Count the number of triangles that can be built from a given set of edges.
- Difficulty Level: Easy
- Question URL: https://app.codility.com/programmers/lessons/15-caterpillar_method/count_triangles/
- Time Complexity:
Solution:
Solution to Codility's Count Triangles problem which is from the Codility Lesson 15: Caterpillar method and, is solved in Java 8 with 100% performance and correctness scores. The goal here is to count the number of triangles that can be built from a given set of edges. You can find the question of this CountTriangles problem in the Codility website.

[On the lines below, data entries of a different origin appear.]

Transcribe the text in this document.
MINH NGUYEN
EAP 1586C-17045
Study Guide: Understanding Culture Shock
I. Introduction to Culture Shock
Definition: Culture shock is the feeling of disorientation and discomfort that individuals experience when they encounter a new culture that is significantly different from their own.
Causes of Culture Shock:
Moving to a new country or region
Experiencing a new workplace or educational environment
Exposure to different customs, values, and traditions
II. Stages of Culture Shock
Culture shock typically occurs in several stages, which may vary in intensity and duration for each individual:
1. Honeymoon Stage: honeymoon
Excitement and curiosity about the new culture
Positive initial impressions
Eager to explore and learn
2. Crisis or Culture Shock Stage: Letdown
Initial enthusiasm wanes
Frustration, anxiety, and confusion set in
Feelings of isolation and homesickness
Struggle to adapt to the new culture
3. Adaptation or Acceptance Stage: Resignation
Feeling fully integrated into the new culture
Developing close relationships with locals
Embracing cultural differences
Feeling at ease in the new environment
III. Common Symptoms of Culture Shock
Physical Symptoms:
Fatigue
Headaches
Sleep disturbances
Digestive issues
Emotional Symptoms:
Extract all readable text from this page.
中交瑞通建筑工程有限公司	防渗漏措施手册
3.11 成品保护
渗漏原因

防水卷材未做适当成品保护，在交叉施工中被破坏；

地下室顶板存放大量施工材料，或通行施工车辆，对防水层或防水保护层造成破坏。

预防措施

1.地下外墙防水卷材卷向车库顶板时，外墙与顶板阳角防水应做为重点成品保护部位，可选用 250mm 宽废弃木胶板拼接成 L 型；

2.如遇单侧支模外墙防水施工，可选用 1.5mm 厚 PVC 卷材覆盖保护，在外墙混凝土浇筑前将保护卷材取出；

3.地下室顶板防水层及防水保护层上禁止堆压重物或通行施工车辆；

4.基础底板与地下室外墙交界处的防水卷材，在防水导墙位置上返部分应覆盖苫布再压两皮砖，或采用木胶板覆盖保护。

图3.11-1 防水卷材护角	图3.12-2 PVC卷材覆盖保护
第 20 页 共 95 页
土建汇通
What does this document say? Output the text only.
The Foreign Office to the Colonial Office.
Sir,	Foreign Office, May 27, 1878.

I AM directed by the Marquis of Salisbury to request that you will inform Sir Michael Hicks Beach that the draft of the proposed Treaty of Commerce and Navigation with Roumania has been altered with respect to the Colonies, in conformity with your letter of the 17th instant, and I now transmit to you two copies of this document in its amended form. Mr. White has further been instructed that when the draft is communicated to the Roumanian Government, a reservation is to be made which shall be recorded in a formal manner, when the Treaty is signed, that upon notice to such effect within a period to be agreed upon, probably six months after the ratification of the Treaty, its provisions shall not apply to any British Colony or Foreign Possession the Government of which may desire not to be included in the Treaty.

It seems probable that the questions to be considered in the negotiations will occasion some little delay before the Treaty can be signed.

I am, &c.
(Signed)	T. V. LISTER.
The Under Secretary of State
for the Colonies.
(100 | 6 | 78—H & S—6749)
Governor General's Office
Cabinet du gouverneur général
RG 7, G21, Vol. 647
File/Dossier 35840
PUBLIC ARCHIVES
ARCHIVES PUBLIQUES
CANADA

package Codility.Lesson15;
import java.util.*;
public class CountTriangles {
public static void main(String[] args) {
// TODO Auto-generated method stub
int[] a1 = { 10, 2, 5, 1, 8, 12 };
int result2 = solution(a1);
System.out.println(result2);
}
public static int solution(int[] A) {
// write your code in Java SE 8
// write your code in Java SE 8
// The time complexity of the above algorithm is O(n^2),
// because for every i the values of j and k increase O(n) number of times.
int N = A.length;
if (N < 3)
return 0;
// use the built in sort algorithm which can perform worst case
// O(N*log(N)) time complexity
Arrays.sort(A);
int result = 0;
for (int i = 0; i < N; i++) {
int k = i + 1;
for (int j = i + 1; j < N; j++) {
// for every i and j we figure out the maximal k that can be a
// triangular, and when we increase j the former k would still
// be a triangular because of the sorted array, so we just need
// to count the number of triangular between j and k.
while (k < N && A[i] + A[j] > A[k]) {
k++;
}
result += k - j - 1;
}
}
return result;
}
}